The current study by Holliday et al. provides new evidence regarding the pattern of aerosol spread in simulated open plan dental clinical environments. The authors have used a variety of standardised experimental conditions to quantify aerosol spread and its impact on fallow time for dental AGPs. The findings of this study are corroborated by a recent study by Ehtezazi et al.5 The evidence emerging from these studies indicates that with appropriate use of personal protective equipment (PPE), suction devices, air exchange systems and disinfection of the clinical environment, it may be possible to reduce the fallow time for AGPs to ten minutes in open plan clinics. Further studies in real-time open plan clinical settings are required to substantiate these findings to inform professional guidelines.

The ongoing COVID-19 vaccination campaigns provide a glimmer of hope that some degree of normality might be restored in the future.

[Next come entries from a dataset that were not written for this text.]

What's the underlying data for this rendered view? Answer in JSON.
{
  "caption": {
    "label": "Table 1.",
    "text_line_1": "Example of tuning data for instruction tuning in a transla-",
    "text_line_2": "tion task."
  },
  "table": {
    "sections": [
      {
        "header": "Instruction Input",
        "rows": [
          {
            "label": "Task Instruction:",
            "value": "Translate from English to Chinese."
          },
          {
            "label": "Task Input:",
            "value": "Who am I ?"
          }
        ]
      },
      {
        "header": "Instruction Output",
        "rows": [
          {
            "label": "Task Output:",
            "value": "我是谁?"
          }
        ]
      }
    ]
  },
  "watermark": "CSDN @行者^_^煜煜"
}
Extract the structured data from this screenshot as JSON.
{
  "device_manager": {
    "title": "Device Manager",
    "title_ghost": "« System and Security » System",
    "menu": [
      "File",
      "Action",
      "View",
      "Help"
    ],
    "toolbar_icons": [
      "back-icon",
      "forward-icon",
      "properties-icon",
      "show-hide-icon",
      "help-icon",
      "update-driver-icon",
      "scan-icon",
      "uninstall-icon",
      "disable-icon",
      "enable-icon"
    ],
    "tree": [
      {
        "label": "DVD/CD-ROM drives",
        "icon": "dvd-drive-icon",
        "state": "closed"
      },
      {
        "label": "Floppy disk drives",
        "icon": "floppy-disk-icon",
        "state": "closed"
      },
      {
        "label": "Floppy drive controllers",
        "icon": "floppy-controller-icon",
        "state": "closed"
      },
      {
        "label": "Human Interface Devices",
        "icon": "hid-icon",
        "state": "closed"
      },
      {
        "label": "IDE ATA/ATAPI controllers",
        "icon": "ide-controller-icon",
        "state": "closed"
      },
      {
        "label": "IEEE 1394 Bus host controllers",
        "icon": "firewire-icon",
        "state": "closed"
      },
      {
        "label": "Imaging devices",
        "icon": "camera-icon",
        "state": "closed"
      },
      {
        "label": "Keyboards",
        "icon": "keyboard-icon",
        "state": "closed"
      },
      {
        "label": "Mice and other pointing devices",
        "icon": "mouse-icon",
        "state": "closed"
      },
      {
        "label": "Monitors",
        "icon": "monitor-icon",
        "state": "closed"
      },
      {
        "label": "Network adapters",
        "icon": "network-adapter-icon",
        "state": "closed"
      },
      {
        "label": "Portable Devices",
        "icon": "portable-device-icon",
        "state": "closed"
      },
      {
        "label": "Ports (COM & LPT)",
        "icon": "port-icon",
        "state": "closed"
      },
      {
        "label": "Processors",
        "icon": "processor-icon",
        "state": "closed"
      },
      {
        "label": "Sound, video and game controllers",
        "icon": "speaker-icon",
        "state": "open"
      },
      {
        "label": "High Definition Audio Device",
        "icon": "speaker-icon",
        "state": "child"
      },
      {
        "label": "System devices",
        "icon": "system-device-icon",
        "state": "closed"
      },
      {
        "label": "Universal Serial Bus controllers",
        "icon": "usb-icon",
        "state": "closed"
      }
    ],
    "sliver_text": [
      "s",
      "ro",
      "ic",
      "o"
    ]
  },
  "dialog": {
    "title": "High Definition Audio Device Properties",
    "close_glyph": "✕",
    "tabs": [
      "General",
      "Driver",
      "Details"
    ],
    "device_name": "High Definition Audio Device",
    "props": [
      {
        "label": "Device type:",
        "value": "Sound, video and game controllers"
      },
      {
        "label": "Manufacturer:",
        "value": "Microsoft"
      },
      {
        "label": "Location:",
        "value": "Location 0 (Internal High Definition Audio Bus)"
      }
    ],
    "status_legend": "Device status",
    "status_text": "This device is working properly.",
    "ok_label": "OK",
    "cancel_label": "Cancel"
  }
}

However, the rapid emergence of mutant strains of SARS-CoV-2 and lack of clarity regarding the longevity of immune protection imparted by vaccines add to the existing uncertainties related to COVID-19. In addition, fake propaganda on social media platforms fuelled by conspiracy theories is a barrier to widespread uptake of vaccines, particularly among some sections of society.6 With the third wave of COVID-19 already looming, it seems likely that COVID-19 is here to stay in some form and the dental profession must continue to adapt in light of emerging scientific evidence.